The historical basis for much of Glenn Beck's material is W. Cleon Skousen. Beck wrote the foreword for Skousen's The 5000 Year Leap, and Skousen's other work, The Making of America, is pretty insane and awful. For example, according to Mother Jones:
Skousen quotes liberally from an essay on slavery by Fred Albert Shannon. According to Shannon, slave families were usually sold as a unit to keep them contented, but sales were actually beneficial to the slaves, since it improved their sense of self-worth. Slaves' marriages were "impermanent," but that was merely "one of the blessings of the slavery." In fact, Shannon notes, many slaves preferred slavery to freedom.
And...
Meet the founding brothers: Hengist and Horsa, fifth-century Anglo-Saxon kings.

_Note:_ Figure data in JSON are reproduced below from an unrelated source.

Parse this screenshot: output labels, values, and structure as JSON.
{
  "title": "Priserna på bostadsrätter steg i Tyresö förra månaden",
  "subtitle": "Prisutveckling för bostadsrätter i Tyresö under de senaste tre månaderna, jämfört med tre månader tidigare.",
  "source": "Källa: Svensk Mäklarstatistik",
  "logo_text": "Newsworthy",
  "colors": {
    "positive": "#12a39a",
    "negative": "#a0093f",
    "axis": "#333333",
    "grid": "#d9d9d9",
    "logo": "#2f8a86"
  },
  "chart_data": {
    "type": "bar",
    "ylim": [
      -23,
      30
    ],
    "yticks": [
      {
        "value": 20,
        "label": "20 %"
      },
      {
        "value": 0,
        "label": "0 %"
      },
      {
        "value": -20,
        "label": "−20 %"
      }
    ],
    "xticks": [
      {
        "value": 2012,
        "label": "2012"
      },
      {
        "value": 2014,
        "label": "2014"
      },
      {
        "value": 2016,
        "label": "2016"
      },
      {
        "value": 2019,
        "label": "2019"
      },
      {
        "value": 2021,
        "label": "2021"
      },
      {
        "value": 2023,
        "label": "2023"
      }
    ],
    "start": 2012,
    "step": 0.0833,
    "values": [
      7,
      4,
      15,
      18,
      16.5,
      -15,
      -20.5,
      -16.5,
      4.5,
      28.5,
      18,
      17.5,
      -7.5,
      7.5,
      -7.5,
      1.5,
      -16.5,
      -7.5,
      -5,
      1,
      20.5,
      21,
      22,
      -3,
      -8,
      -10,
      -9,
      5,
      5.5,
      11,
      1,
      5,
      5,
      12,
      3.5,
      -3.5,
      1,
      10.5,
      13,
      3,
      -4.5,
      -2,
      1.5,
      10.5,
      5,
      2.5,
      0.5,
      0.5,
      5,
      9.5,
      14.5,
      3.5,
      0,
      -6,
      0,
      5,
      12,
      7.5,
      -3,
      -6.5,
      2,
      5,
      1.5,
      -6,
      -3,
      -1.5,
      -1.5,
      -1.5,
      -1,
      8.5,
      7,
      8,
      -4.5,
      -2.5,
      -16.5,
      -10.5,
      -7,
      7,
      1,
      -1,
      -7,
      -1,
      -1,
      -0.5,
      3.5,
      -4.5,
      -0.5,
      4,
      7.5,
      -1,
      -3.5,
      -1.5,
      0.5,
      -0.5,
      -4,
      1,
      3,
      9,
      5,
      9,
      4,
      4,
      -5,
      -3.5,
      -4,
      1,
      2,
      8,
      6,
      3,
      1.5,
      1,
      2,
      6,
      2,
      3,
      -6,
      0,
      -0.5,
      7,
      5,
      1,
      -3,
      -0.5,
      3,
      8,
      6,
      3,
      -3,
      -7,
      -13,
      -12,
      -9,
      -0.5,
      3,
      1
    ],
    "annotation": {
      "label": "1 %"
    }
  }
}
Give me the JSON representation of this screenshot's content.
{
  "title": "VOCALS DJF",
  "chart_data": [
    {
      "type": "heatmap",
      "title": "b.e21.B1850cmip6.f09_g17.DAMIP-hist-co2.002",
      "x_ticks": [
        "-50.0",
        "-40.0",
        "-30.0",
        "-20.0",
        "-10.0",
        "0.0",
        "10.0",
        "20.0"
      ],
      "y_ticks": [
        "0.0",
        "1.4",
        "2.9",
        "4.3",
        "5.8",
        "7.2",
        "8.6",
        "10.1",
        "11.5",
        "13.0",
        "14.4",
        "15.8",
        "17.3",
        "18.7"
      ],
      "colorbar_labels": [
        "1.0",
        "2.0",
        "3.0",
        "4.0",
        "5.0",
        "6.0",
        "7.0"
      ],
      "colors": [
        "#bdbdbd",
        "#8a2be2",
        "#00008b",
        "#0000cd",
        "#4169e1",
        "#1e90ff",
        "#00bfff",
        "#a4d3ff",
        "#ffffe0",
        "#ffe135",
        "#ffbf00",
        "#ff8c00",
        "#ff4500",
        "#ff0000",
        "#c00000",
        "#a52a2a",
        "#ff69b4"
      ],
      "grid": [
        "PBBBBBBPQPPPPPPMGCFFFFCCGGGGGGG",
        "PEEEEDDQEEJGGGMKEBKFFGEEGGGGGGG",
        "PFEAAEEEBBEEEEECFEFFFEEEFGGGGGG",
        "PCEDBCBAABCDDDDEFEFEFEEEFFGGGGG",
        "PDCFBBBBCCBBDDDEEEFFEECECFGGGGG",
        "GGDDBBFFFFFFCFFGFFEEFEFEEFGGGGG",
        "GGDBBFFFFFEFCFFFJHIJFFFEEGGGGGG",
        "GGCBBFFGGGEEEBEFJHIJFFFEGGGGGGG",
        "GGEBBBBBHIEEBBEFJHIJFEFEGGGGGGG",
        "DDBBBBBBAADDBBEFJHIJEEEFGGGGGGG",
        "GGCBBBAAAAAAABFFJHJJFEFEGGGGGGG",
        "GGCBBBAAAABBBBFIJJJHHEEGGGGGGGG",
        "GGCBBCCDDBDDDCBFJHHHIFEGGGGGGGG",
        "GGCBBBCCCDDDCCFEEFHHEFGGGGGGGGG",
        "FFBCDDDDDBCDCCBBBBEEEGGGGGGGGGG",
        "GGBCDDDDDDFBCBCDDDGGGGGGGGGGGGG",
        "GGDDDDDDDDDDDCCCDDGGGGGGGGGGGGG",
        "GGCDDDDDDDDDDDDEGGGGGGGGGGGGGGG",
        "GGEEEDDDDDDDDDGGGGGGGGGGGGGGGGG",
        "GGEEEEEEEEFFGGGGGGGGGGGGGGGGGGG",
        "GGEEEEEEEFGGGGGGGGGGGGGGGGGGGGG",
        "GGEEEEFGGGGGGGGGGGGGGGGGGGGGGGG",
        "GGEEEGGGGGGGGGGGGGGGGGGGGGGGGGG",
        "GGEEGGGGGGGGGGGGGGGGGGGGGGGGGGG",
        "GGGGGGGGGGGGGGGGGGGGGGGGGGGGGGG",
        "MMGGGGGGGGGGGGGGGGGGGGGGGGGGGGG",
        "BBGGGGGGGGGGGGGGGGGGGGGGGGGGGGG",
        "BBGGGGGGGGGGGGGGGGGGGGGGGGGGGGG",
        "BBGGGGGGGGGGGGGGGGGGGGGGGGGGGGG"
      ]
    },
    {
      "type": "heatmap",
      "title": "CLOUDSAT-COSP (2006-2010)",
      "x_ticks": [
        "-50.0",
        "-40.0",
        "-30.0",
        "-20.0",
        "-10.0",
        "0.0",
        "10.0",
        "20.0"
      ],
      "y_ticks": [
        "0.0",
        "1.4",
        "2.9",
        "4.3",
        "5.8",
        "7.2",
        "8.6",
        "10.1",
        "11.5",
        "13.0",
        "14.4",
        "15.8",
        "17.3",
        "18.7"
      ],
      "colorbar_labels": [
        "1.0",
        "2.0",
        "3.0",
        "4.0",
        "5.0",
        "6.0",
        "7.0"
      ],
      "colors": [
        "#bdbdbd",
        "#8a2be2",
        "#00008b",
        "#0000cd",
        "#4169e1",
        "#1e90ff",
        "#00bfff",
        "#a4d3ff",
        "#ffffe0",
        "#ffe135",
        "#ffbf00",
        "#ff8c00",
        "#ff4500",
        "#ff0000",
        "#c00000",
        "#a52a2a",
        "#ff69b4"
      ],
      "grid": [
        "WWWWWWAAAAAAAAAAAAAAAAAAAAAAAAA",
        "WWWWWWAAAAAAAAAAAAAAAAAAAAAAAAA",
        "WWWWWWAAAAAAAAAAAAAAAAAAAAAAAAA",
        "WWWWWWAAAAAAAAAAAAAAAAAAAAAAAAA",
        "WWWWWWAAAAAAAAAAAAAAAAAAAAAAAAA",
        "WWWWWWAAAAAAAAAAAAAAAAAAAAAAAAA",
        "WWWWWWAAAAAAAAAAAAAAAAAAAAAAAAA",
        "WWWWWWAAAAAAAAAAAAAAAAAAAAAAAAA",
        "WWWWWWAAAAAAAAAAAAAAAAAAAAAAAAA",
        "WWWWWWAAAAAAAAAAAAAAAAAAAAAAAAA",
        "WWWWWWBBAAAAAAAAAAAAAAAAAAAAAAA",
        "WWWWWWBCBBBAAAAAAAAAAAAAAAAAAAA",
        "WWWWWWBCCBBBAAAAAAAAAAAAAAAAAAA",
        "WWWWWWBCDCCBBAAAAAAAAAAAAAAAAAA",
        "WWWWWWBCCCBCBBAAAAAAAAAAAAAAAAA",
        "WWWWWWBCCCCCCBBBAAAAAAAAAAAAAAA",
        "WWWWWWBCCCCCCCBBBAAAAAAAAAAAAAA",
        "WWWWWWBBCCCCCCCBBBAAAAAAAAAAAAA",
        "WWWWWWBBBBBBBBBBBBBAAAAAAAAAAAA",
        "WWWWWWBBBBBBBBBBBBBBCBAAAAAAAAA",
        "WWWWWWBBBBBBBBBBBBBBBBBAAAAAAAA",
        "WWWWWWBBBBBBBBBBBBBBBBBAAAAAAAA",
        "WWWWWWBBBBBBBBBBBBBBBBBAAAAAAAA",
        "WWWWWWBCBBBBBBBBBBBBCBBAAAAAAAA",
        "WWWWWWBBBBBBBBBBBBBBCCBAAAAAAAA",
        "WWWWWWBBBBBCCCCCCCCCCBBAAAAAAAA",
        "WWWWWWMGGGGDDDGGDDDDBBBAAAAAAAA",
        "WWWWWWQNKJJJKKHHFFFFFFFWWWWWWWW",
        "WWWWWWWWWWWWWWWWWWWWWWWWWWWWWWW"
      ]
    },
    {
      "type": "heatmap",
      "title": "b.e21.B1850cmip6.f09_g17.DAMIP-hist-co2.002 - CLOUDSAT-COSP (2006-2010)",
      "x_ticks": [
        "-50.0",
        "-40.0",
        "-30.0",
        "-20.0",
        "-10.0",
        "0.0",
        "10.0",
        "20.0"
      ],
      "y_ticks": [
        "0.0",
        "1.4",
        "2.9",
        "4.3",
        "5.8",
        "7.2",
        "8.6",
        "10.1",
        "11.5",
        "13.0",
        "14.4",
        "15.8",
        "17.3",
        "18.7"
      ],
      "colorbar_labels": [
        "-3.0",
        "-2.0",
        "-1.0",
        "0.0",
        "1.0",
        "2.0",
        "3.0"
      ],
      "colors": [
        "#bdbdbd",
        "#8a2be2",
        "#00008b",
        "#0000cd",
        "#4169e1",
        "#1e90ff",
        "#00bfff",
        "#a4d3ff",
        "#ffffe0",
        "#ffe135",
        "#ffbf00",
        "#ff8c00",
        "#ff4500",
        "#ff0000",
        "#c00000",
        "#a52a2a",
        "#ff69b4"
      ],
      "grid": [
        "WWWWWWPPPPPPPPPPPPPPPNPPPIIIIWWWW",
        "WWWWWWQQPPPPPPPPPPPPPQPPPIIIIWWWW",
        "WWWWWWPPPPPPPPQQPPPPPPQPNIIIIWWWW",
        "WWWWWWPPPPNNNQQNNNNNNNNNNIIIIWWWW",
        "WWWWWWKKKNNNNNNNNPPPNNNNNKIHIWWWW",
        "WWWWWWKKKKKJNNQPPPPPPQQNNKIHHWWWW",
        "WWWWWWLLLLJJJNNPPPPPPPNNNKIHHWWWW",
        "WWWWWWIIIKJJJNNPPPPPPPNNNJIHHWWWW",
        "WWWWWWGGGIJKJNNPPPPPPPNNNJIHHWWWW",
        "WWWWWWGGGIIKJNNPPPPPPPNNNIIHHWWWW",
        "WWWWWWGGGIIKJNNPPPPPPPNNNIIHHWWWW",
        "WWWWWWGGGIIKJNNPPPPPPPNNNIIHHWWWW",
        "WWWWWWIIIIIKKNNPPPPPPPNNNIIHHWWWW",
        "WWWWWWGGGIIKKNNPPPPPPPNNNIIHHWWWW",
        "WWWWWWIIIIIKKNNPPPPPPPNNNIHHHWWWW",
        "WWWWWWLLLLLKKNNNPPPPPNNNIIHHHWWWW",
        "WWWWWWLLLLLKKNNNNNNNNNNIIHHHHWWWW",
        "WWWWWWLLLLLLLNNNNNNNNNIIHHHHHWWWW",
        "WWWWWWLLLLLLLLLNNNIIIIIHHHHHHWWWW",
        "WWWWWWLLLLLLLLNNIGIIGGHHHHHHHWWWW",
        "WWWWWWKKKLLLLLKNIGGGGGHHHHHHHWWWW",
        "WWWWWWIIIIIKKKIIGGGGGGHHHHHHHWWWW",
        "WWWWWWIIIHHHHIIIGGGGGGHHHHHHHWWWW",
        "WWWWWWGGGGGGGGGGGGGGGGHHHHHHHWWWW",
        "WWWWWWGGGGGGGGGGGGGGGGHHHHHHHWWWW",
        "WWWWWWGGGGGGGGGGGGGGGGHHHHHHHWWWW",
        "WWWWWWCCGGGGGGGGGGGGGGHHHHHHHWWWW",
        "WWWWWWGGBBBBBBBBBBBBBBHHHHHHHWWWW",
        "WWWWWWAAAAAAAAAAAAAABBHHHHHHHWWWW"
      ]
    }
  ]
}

According to Skousen, the Anglo-Saxons—and by extension our own WASPy Founding Fathers—were descended from one of the Lost Tribes of Israel, in effect making them a divine people. This easily debunked assertion is the foundation of the white supremacist "Christian Identity" movement.
A couple of weeks ago, Beck was criticizing the Jamestown settlers as being communists. Weird, I know. A McCarthy style witch hunt against people from 400 years ago. Whatever. The historical backing for this Beck rant appears to come from Skousen's The Making of America.
One thing is certain: Beck is clearly a disciple of Skousen. Or at least pretends to be.